Travel Light!!

Carry no purse, no bag, no sandals; and greet no one on the road. 

Luke 10

 

In political campaigns there are always a group of young people, usually college students or recent graduates, who go ahead of the candidate into various cities and organize events, meetings, and interviews. They have to be energetic, reliable, and most of all, enthusiastic for the candidate. Usually they have political aspirations of their own. Maybe they want to be on the staff once their candidate is elected, or secure another position, a better position, in some subsequent campaign. Oh, and they never have much of a suitcase. They have to travel light and be ready to go at a moment’s notice as their plans might change from day to day. 

 

On my one-and-only presidential campaign we had a lad who desperately wanted to be on the advance team. I’ll admit, we made fun of him. We shouldn’t have, but we did.
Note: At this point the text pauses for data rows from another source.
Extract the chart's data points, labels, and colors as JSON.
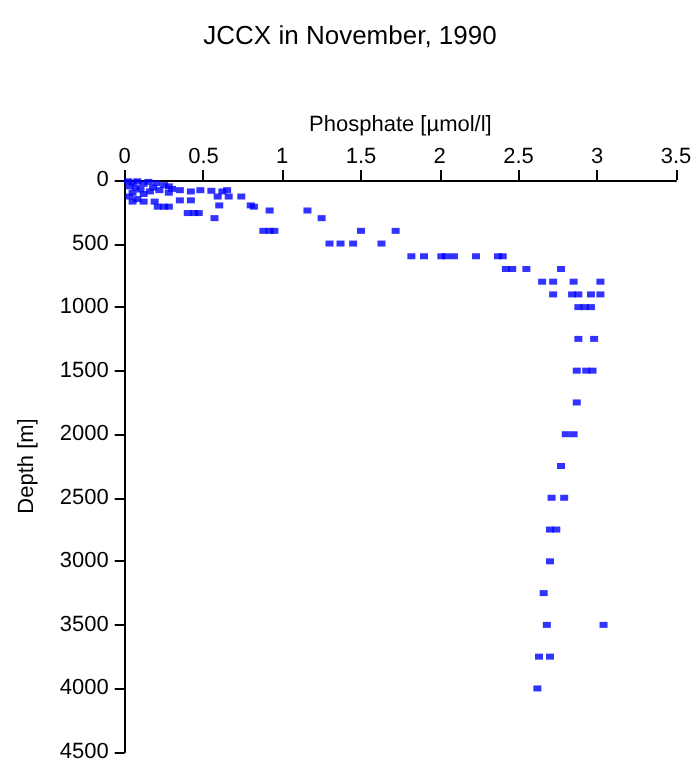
{
  "chart_data": {
    "type": "scatter",
    "title": "JCCX in November, 1990",
    "xlabel": "Phosphate [µmol/l]",
    "ylabel": "Depth [m]",
    "marker": "square",
    "xlim": [
      0,
      3.5
    ],
    "xticks": [
      0,
      0.5,
      1,
      1.5,
      2,
      2.5,
      3,
      3.5
    ],
    "ylim": [
      4500,
      0
    ],
    "yticks": [
      0,
      500,
      1000,
      1500,
      2000,
      2500,
      3000,
      3500,
      4000,
      4500
    ],
    "series": [
      {
        "color": "#0000ff",
        "x": [
          0.02,
          0.05,
          0.08,
          0.12,
          0.15,
          0.2,
          0.25,
          0.03,
          0.07,
          0.1,
          0.18,
          0.22,
          0.28,
          0.3,
          0.05,
          0.12,
          0.16,
          0.03,
          0.08,
          0.05,
          0.12,
          0.19,
          0.28,
          0.35,
          0.42,
          0.48,
          0.55,
          0.62,
          0.65,
          0.59,
          0.66,
          0.74,
          0.35,
          0.42,
          0.6,
          0.8,
          0.21,
          0.25,
          0.28,
          0.82,
          0.92,
          1.16,
          0.4,
          0.44,
          0.47,
          0.57,
          1.25,
          0.88,
          0.92,
          0.95,
          1.5,
          1.72,
          1.3,
          1.37,
          1.45,
          1.63,
          1.82,
          1.9,
          2.01,
          2.04,
          2.09,
          2.23,
          2.37,
          2.4,
          2.42,
          2.46,
          2.55,
          2.77,
          2.65,
          2.72,
          2.85,
          3.02,
          2.72,
          2.84,
          2.88,
          2.96,
          3.02,
          2.88,
          2.92,
          2.96,
          2.88,
          2.98,
          2.87,
          2.93,
          2.97,
          2.87,
          2.8,
          2.85,
          2.77,
          2.71,
          2.79,
          2.7,
          2.74,
          2.7,
          2.66,
          2.68,
          3.04,
          2.63,
          2.7,
          2.62
        ],
        "values": [
          10,
          20,
          10,
          30,
          15,
          25,
          40,
          50,
          60,
          75,
          60,
          80,
          50,
          70,
          100,
          110,
          90,
          130,
          150,
          170,
          170,
          170,
          100,
          80,
          90,
          80,
          85,
          90,
          80,
          130,
          130,
          130,
          160,
          160,
          200,
          200,
          210,
          210,
          210,
          210,
          240,
          240,
          260,
          260,
          260,
          300,
          300,
          400,
          400,
          400,
          400,
          400,
          500,
          500,
          500,
          500,
          600,
          600,
          600,
          600,
          600,
          600,
          600,
          600,
          700,
          700,
          700,
          700,
          800,
          800,
          800,
          800,
          900,
          900,
          900,
          900,
          900,
          1000,
          1000,
          1000,
          1250,
          1250,
          1500,
          1500,
          1500,
          1750,
          2000,
          2000,
          2250,
          2500,
          2500,
          2750,
          2750,
          3000,
          3250,
          3500,
          3500,
          3750,
          3750,
          4000
        ]
      }
    ]
  }
}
There is no campaign staffer lower than a member of the advance team, after all. But, it’s what he wanted. I don’t remember if he worked for me or for my buddy across the hall, but eventually somebody got him on the advance team. I remember two things about that:  His enthusiasm and his unwavering belief in the candidate, something the rest of us did not necessarily share. 

 

He was a good lad from a good family and I suspect he went on to obtain a nice position in a non-profit association of some sort. I hope his ambitions came true. Today we have a story about Jesus’s advance team. It’s hard to know what their aspirations or hopes might have been but Jesus gave them the same advice that we gave our 20th century advance team:  Travel light!

 

I am not on an advance team, but I have done a fair bit of traveling this summer and I will admit that I do not travel light. Even though I have not been near a beach I still have a snorkel in my carry-on. I have a travel bender, because you don’t want to go without a smoothie even on the road. There’s a two-pound camera I never use. I have a phone camera, after all, but I carry my big camera just in case. My laptop weighs almost five pounds… I know, I know, iPad Air. I’m thinking about it but they are expensive. Oh, and let’s not forget my collection of creams, lotions, and powders because you have to be properly lotioned and powdered. I should know better by now. Still, I travel with my gear and at the end of the day I am glad of it.  

 

I travel with other things too: Memories, hope, anxiety… No, I am not talking about what’s in my suitcase anymore. But, on every pillow, behind every door… there they are, all the things that make me who I am. For better or worse, like you, I am a collection of my experiences and my reactions to them, my hopes and my fears too. So, when I read Jesus’s advice to his advance team I thought it was extreme. Jesus can be so extreme, you know.

 

He told them not to take any money, not to take extra clothes, and not even an extra pair of shoes. I can only imagine what he’d say about my snorkel. `Jesus probably intended that they actually not take money or clothes or shoes. This is one of those times we can be a little more literal with the original meaning. But this is not the first century and we are not in a cultural environment that mandates care of the stranger. So, for you and I, well, take some money. But, I think the advice about traveling light is still good. I mean, take your snorkel if you feel like it. I sure will. But I am going to leave behind some things too. 

 

Whether your travels take you around the world or around the corner there is no need to travel with unfulfilled hopes, disappointment, or shame. You can leave it at home. Pack only the knowledge that you have been sent forth into the world to make known the love of God, to expend God’s friendship to all, and to share the good news that Jesus has lifted up the poor, cast down the powerful, and opened wide the gates of Heaven to everybody! 

 

Oh, and take some money. 

 

Linda McMillan is a free-range monotheist and a traveler hoping to settle down someday. 

 

Image:  Pixabay

 

Some Notes of Possible Interest

 

2 Kings 4:29… Elisha said to Gehazi, “Tuck your cloak into your belt, take my staff in your hand and run. Don’t greet anyone you meet, and if anyone greets you, do not answer. Lay my staff on the boy’s face.”

 

Written in Heaven… It’s a Mesopotamian idea. May you be inscribed for a good year, the Rosh hashanah greeting. Or, Exodus 32:32, Daniel 12:1 (Amy-Jill Levine and Marc Zvi Brettler, editors. The Jewish Annotated New Testament : New Revised Standard Version Bible Translation. Oxford ; New York :Oxford University Press, 2011.)